CBS 2's Chris Martinez reports that the clinic in Wicker Park has received over 1,000 calls since Gov. Quinn signed the law last Thursday, creating the clinics that allow people to get prescriptions for marijuana.
Tammi Jacobi is the owner of Good Intentions, 1723 North Ashland Ave., the first medical marijuana clinic in the state. The clinic is so new that the exam rooms aren't fully ready, but the patients are.
They were there to start the application process to eventually obtain the drug legally.
Marijuana won't be handed out here--only prescriptions and only if a patient's illness is one of 35 covered by the new law.

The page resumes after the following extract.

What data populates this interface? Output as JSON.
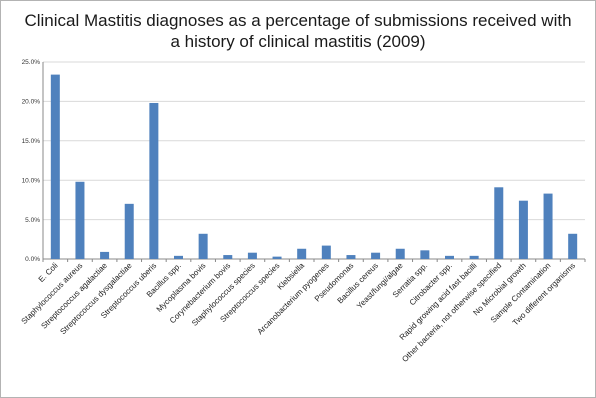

Sidney Lee Morgan was first diagnosed with glaucoma, a disease that affects the optic nerve, in 1997. He would qualify for a marijuana prescription.
He currently takes three medications, which he said causes side effects. Marijuana, he said, has no side effects and it will treat his symptoms. Marijuana is known to reduce eye pressure, but it's long-term benefits have been debated.
"We see people saying, 'I want to stop taking these pills,'" said Jacobi. "I see it all the time."
Jacobi said nearly every person seen on Wednesday meets state standards so far.
"The biggest complaint I hear against the medical marijuana laws is that they're going to be abused. Even if that's the case, that doesn't mean that people who have the right to it shouldn't be able to get it."
According to the Medical Marijuana Policy Project, the Illinois law, which doesn't actually take effect until Jan. 1, would cover prescriptions for: cancer; glaucoma; HIV/AIDS; hepatitis C; amyotrophic lateral
sclerosis (ALS); Crohn's disease; agitation of Alzheimer's disease; cachexia/wasting syndrome; muscular
dystrophy; severe fibromyalgia; spinal cord disease; Tarlov cysts; hydromyelia; syringomyelia; spinal
cord injury; traumatic brain injury and post-concussion syndrome; multiple sclerosis; Arnold Chiari
malformation; spinocerebellar ataxia (SCA); Parkinson's disease; Tourette's syndrome; myoclonus; dystonia; reflex sympathetic dystrophy (RSD); causalgia; CRPS; neurofibromatosis; chronic inflammatory demyelinating p
olyneuropathy; Sjogren's syndrome; lupus; interstitial cystitis; myastheniagravis; hydrocephalus; nail patella syndrome; residual limb pain.
The law will allow registered patients to obtain up to 2.5 ounces of medical marijuana every two
weeks from a dispensary the patient specifies during the application process.